Tracy, whose road back to the Majors has not been easy after spending the 2011 season playing in Japan, said he felt things have come "full circle" with the opportunity to rejoin the club again next year.
"Last couple years, two or three years, in the offseason, I didn't know what was going to happen," Tracy said. "In 2003, I was signing Minor League deals and having to come in and fight in Spring Training to make a club. To have a guaranteed year and know where you're going next year for your family, you can kind of start planning. It's great. It's a good way to play."
Tracy has appeared in 43 games this season for Washington -- his first, after spending six years with the D-backs, and one with each the Cubs and Marlins -- and has been a valuable left-handed bat off the bench.
"I think it's a story of perseverance and love of the game," general manager Mike Rizzo said. "He had an injury-plagued season last year, went to Japan. Your comfort level is really tested there. Your love of the game is tested. And to compound that with being injured, it really made it difficult for us.
"So when we talked to Chad this offseason and his agent, we felt we had a good enough relationship that we made promises he would get an opportunity to make the club. And his performance allowed for him to make the club. And he just kept exceeding expectations and played extremely well. He's a real asset on the club."
Tracy has hit .283 -- which would be his highest season batting average since he hit .308 in 145 games with the D-backs in 2005, his second season -- with three homers and 13 RBIs. Ten of his 13 RBIs have come in pinch-hit situations, in which he is batting .320 with a .400 on-base percentage and .920 OPS.
"You had two parties that wanted to be together," Rizzo said. "He's been a great teammate and he's been great off the bench. We thought it was a good time to lock him up so he didn't get to free agency and test the waters. We know we have a guy we like, and a guy that's performed for us. So we felt it was a good time to lock him up for next year."
Both Rizzo and manager Davey Johnson pointed to former National Laynce Nix as a valuable role player who had an strong season, tested the free agent waters and signed a two-year extension elsewhere. Rather than taking that risk with Tracy, the Nationals nipped it in the bud.

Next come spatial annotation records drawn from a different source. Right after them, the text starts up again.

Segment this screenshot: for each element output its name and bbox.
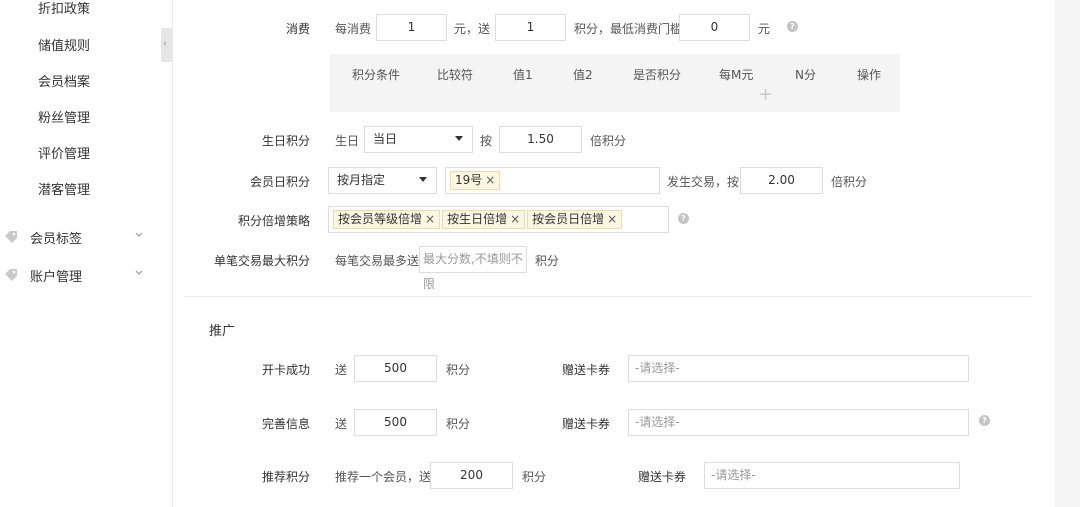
- member-day-multiplier-input[interactable]: 2.00: [740, 167, 823, 194]
- member-day-select[interactable]: 按月指定: [328, 167, 437, 194]
- help-icon[interactable]: ?: [787, 21, 798, 32]
- promo-row-label: 推荐积分: [261, 470, 310, 484]
- birthday-prefix: 生日: [335, 134, 360, 148]
- points-settings-panel: 消费 每消费 1 元，送 1 积分，最低消费门槛 0 元 ? 积分条件 比较符 …: [172, 0, 1055, 507]
- section-divider: [185, 296, 1031, 297]
- promo-row-prefix: 送: [335, 363, 348, 377]
- open-card-coupon-select[interactable]: -请选择-: [628, 355, 969, 382]
- complete-info-points-input[interactable]: 500: [354, 409, 437, 436]
- table-header: 每M元: [719, 68, 754, 82]
- caret-down-icon: [419, 177, 427, 182]
- tag-label: 按会员日倍增: [532, 212, 605, 226]
- referral-points-input[interactable]: 200: [430, 462, 513, 489]
- sidebar-collapse-handle[interactable]: ‹: [161, 28, 172, 62]
- birthday-multiplier-input[interactable]: 1.50: [499, 126, 582, 153]
- selected-tag: 按生日倍增 ×: [442, 210, 526, 229]
- remove-tag-icon[interactable]: ×: [510, 212, 520, 226]
- consume-label: 消费: [285, 22, 310, 36]
- promo-row-prefix: 推荐一个会员，送: [335, 470, 432, 484]
- tag-icon: [5, 269, 17, 281]
- selected-tag: 按会员日倍增 ×: [527, 210, 623, 229]
- promo-row-suffix: 积分: [446, 363, 471, 377]
- points-rule-table: 积分条件 比较符 值1 值2 是否积分 每M元 N分 操作 +: [330, 54, 900, 112]
- max-points-label: 单笔交易最大积分: [213, 254, 310, 268]
- multiplier-strategy-label: 积分倍增策略: [237, 214, 310, 228]
- max-points-prefix: 每笔交易最多送: [335, 254, 420, 268]
- tag-label: 按会员等级倍增: [338, 212, 423, 226]
- consume-points-input[interactable]: 1: [495, 14, 566, 41]
- chevron-left-icon: ‹: [163, 39, 167, 49]
- table-header: 值1: [513, 68, 533, 82]
- sidebar-item-fan-management[interactable]: 粉丝管理: [38, 107, 90, 126]
- sidebar-group-member-tags[interactable]: 会员标签: [0, 226, 172, 250]
- coupon-label: 赠送卡券: [561, 363, 610, 377]
- tag-icon: [5, 231, 17, 243]
- table-header: 操作: [857, 68, 882, 82]
- max-points-suffix: 积分: [535, 254, 560, 268]
- table-header: 积分条件: [352, 68, 401, 82]
- table-header: N分: [795, 68, 816, 82]
- tag-label: 按生日倍增: [447, 212, 508, 226]
- member-day-mid: 发生交易，按: [667, 175, 740, 189]
- birthday-select[interactable]: 当日: [364, 126, 473, 153]
- multiplier-strategy-tag-input[interactable]: 按会员等级倍增 × 按生日倍增 × 按会员日倍增 ×: [328, 206, 669, 233]
- promo-row-label: 开卡成功: [261, 363, 310, 377]
- member-day-suffix: 倍积分: [831, 175, 868, 189]
- sidebar-item-stored-value-rules[interactable]: 储值规则: [38, 35, 90, 54]
- remove-tag-icon[interactable]: ×: [485, 173, 495, 187]
- sidebar: 折扣政策 储值规则 会员档案 粉丝管理 评价管理 潜客管理 会员标签 账户管理 …: [0, 0, 172, 507]
- tag-label: 19号: [455, 173, 483, 187]
- selected-tag: 19号 ×: [450, 171, 501, 190]
- table-header: 比较符: [437, 68, 474, 82]
- promotion-section-title: 推广: [209, 324, 236, 339]
- consume-unit: 元: [758, 22, 771, 36]
- help-icon[interactable]: ?: [678, 213, 689, 224]
- remove-tag-icon[interactable]: ×: [607, 212, 617, 226]
- sidebar-item-prospect-management[interactable]: 潜客管理: [38, 179, 90, 198]
- member-day-tag-input[interactable]: 19号 ×: [445, 167, 660, 194]
- promo-row-prefix: 送: [335, 417, 348, 431]
- sidebar-item-review-management[interactable]: 评价管理: [38, 143, 90, 162]
- sidebar-group-label: 会员标签: [30, 232, 83, 247]
- sidebar-group-account-management[interactable]: 账户管理: [0, 264, 172, 288]
- max-points-input[interactable]: 最大分数,不填则不限: [419, 246, 527, 291]
- add-rule-button[interactable]: +: [758, 86, 773, 104]
- birthday-suffix: 倍积分: [590, 134, 627, 148]
- sidebar-group-label: 账户管理: [30, 270, 83, 285]
- consume-threshold-input[interactable]: 0: [679, 14, 750, 41]
- promo-row-suffix: 积分: [522, 470, 547, 484]
- sidebar-item-member-profiles[interactable]: 会员档案: [38, 71, 90, 90]
- selected-tag: 按会员等级倍增 ×: [333, 210, 441, 229]
- table-header: 是否积分: [633, 68, 682, 82]
- table-header: 值2: [573, 68, 593, 82]
- promo-row-label: 完善信息: [261, 417, 310, 431]
- member-day-points-label: 会员日积分: [249, 175, 310, 189]
- consume-amount-input[interactable]: 1: [376, 14, 447, 41]
- chevron-down-icon: [135, 232, 143, 237]
- caret-down-icon: [455, 136, 463, 141]
- birthday-select-value: 当日: [373, 132, 398, 146]
- complete-info-coupon-select[interactable]: -请选择-: [628, 409, 969, 436]
- help-icon[interactable]: ?: [979, 415, 990, 426]
- birthday-mid: 按: [480, 134, 493, 148]
- chevron-down-icon: [135, 270, 143, 275]
- consume-mid2-text: 积分，最低消费门槛: [574, 22, 683, 36]
- promo-row-suffix: 积分: [446, 417, 471, 431]
- coupon-label: 赠送卡券: [637, 470, 686, 484]
- open-card-points-input[interactable]: 500: [354, 355, 437, 382]
- referral-coupon-select[interactable]: -请选择-: [704, 462, 960, 489]
- sidebar-item-discount-policy[interactable]: 折扣政策: [38, 0, 90, 17]
- remove-tag-icon[interactable]: ×: [425, 212, 435, 226]
- coupon-label: 赠送卡券: [561, 417, 610, 431]
- consume-mid-text: 元，送: [454, 22, 491, 36]
- member-day-select-value: 按月指定: [337, 173, 386, 187]
- scrollbar-track[interactable]: [1055, 0, 1080, 507]
- consume-prefix: 每消费: [335, 22, 372, 36]
- birthday-points-label: 生日积分: [261, 134, 310, 148]
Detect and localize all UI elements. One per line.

"I think this goes kind of hand in hand with some history of some talented role players," Johnson said. "Like the perfect example here with Nixy. He got a two-year contract to come over [to Philadelphia] and we were going to offer him a one-year deal. So rather than get caught with our pants on fire, [we signed Tracy to an extension]."
Rizzo said it can be considered a good sign that the team is working to lock up key bench pieces, while Tracy said the opportunity to come back with a club that carries such promise did factor into the decision.
"You're on a first-place team over 30 games over .500, and they're offering you an extension," Tracy said. "There's really not a whole lot better than that."